Kitty knew what that meant also. It meant that her gray haired mother, her six helpless brothers and sisters would be pitched out by the roadside to die of starvation and exposure, and so Kitty without saying a word to her mother or any one else, went to the castle and was kept there three days, till My Lord was tired of her, when she was permitted to go.
She went to her lover, like an honest girl as she was, and told him she would not marry him, but refused to give any reason.
Finally the truth was wrenched out of her, and Mike went and found a shot gun that had escaped the eye of the royal constabulary, and he got powder and shot and old nails, and he lay behind a hedge under a tree for several days. Finally one day My Lord came riding by all so gay and that gun went off, and ‘subsequent proceedings interested him no more.’ There was a hole, a blessed hole, clear through him, and he never was so good a man as before because there was less of him.
Then Mike went and told Kitty to be of good cheer and not be cast down, that the little difference between him and My Lord had been happily settled, and that they would be married as soon as possible. And they were married, and I had the pleasure of taking in my hand the very hand that fired the blessed shot and of seeing the wife, to avenge whose cruel wrongs the shot was fired.
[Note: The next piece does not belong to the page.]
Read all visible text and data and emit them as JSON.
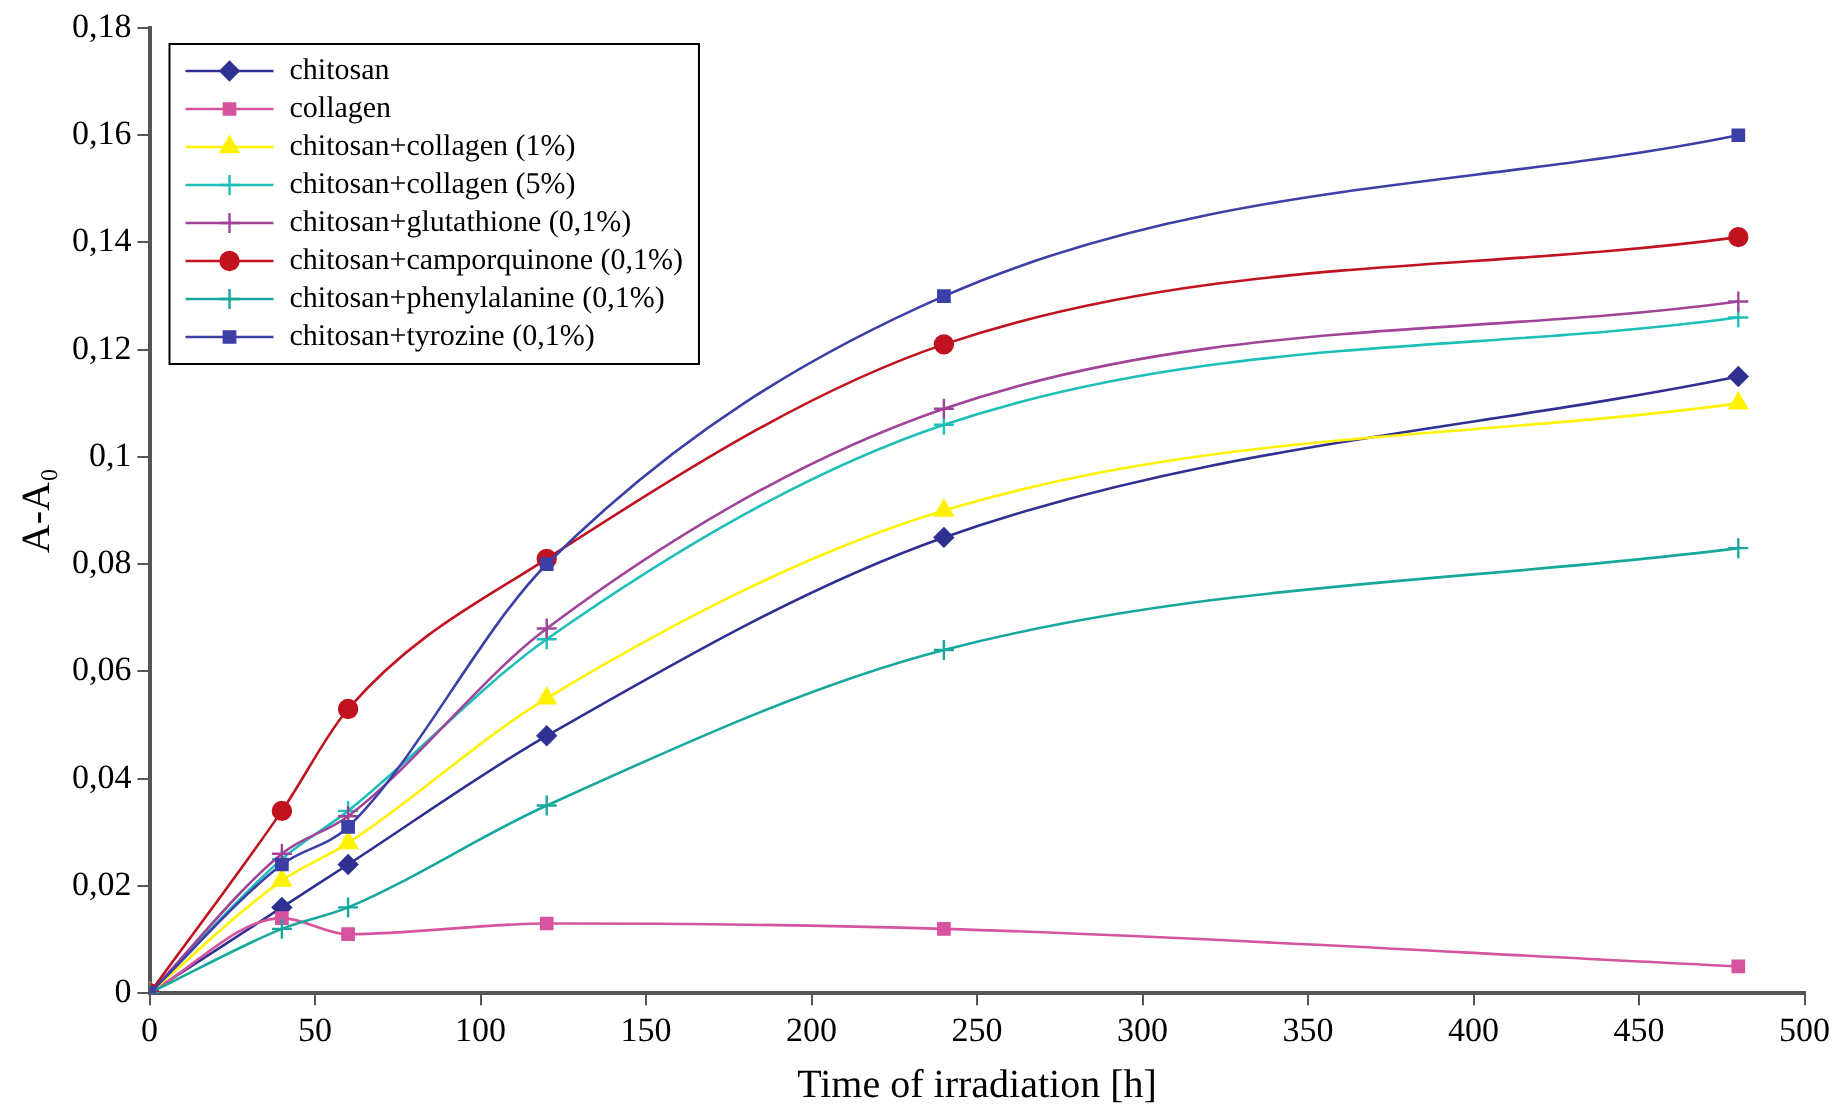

Nor is this the only instance in modern Ireland. A certain lord Leitram was noted a few years since for his attempts to dishonor the wives and daughters of the peasantry upon his vast estate comprising 90,000 acres. His character was that of the worst feudal barons, and like those he used his power as magistrate and noble, in addition to that of landlord, to accomplish his purpose. After an assault upon a beautiful and intelligent girl, by a brutal retainer of his lordship, her character assailed, his tenantry finally declared it necessary to resort to the last means in their power to preserve the honor of their wives and daughters. Six men were chosen as the instruments of their rude justice, and among them the brother of this girl upon whom the leadership fell. They took oath to be true to the end, in life or death, raised a sum of money, purchased arms, and seeking a convenient opportunity shot him to death. Nor were the perpetrators ever discovered; yet it is now known that two of them died in Australia, two in the Boer war in South Africa, and the leader who came to the United States, changing his name, passed away in the summer of 1892 in the State of Pennsylvania.
Under head of “A Story of To-day,” another tale is related of woman’s oppression in Ireland aided by the Petty Sessions Bench in 1880.
Recently, a young girl named Catherine Cafferby, of Belmullet, in County Mayo – the pink of her father’s family – fled from the “domestic service” of a landlord as absolute as Lord Leitrim, the moment the poor creature discovered what that “service” customarily involved. The great man had the audacity to invoke the law to compel her to return, as she had not given statutable notice of her flight. She clung to the door-post of her father’s cabin; she told aloud the story of her terror, and called on God and man to save her. Her tears, her shrieks, her piteous pleadings were all in vain. The Petty Sessions Bench ordered her back to the landlord’s “service,” or else to pay five pounds, or two weeks in jail. This is not a story of Bulgaria under Murad IV but of Ireland in the reign of the present sovereign. That peasant girl went to jail to save her chastity. If she did not spend a fortnight in the cells, it was only because friends of outraged virtue, justice, and humanity paid the fine when the story reached the outer world.